I never auditioned power cables, because I buy well-designed equipment. If you learn how a good power supply works, then you'll understand why you just need to worry about the gauge. The frequencies are far too low to worry about things like inductance or capacitance. Any EMI should be rejected by the power supply, which also has to be designed to cope with noisy power.

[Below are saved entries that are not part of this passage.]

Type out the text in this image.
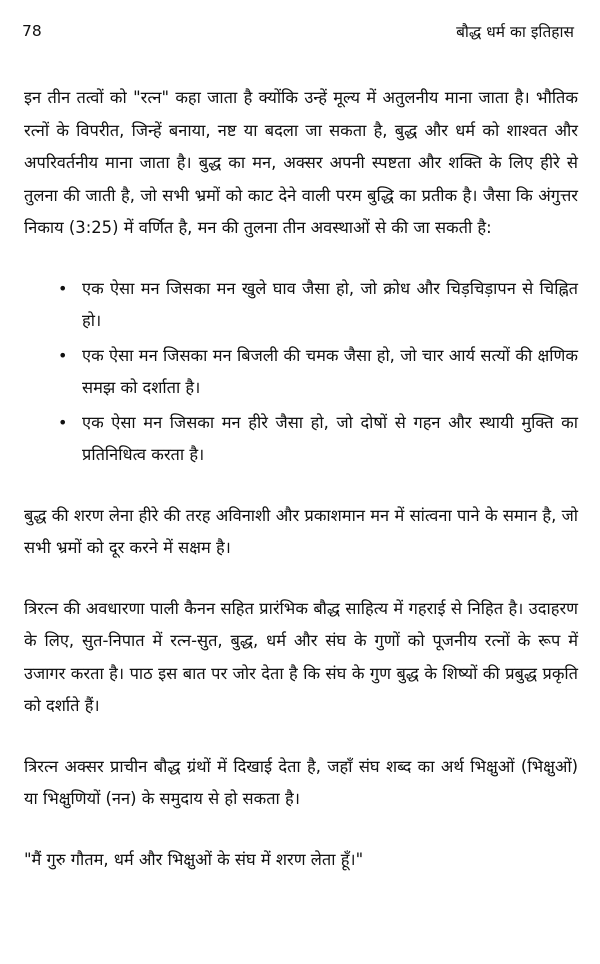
78	बौद्ध धर्म का इतिहास

इन तीन तत्वों को "रत्न" कहा जाता है क्योंकि उन्हें मूल्य में अतुलनीय माना जाता है। भौतिक रत्नों के विपरीत, जिन्हें बनाया, नष्ट या बदला जा सकता है, बुद्ध और धर्म को शाश्वत और अपरिवर्तनीय माना जाता है। बुद्ध का मन, अक्सर अपनी स्पष्टता और शक्ति के लिए हीरे से तुलना की जाती है, जो सभी भ्रमों को काट देने वाली परम बुद्धि का प्रतीक है। जैसा कि अंगुत्तर निकाय (3:25) में वर्णित है, मन की तुलना तीन अवस्थाओं से की जा सकती है:

• एक ऐसा मन जिसका मन खुले घाव जैसा हो, जो क्रोध और चिड़चिड़ापन से चिह्नित हो।
• एक ऐसा मन जिसका मन बिजली की चमक जैसा हो, जो चार आर्य सत्यों की क्षणिक समझ को दर्शाता है।
• एक ऐसा मन जिसका मन हीरे जैसा हो, जो दोषों से गहन और स्थायी मुक्ति का प्रतिनिधित्व करता है।

बुद्ध की शरण लेना हीरे की तरह अविनाशी और प्रकाशमान मन में सांत्वना पाने के समान है, जो सभी भ्रमों को दूर करने में सक्षम है।

त्रिरत्न की अवधारणा पाली कैनन सहित प्रारंभिक बौद्ध साहित्य में गहराई से निहित है। उदाहरण के लिए, सुत-निपात में रत्न-सुत, बुद्ध, धर्म और संघ के गुणों को पूजनीय रत्नों के रूप में उजागर करता है। पाठ इस बात पर जोर देता है कि संघ के गुण बुद्ध के शिष्यों की प्रबुद्ध प्रकृति को दर्शाते हैं।

त्रिरत्न अक्सर प्राचीन बौद्ध ग्रंथों में दिखाई देता है, जहाँ संघ शब्द का अर्थ भिक्षुओं (भिक्षुओं) या भिक्षुणियों (नन) के समुदाय से हो सकता है।

"मैं गुरु गौतम, धर्म और भिक्षुओं के संघ में शरण लेता हूँ।"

The audio industry learned how to design cables resistant to EMI, long ago. Look at mic cables - they use shielding and differential signalling to reject unwanted noise. Some professional and high-end audio equipment has balanced interconnects which adopt these same principles, although since interconnects use much higher voltage than unpowered microphones, induced noise only tends to be an issue for extremely long cable runs (esp. if you're running them alongside power cables or near things like fluorescent light ballasts). That's why most consumer equipment uses RCA-type interconnects which don't even have a standardized characteristic impedance (though, audio is so low-frequency and interconnects tend to be so short, they don't really need to).
What's funny is that most hi-fi cables are traditionally just dressed up versions of the same cable stock you can buy from places like I posted before:
Some hi-fi cables can actually damage your equipment, because the connectors grip so tightly. A cool solution to this "problem" are twist-lock connectors, although I've not seen any quantitative data vs. a quality "springy" connector.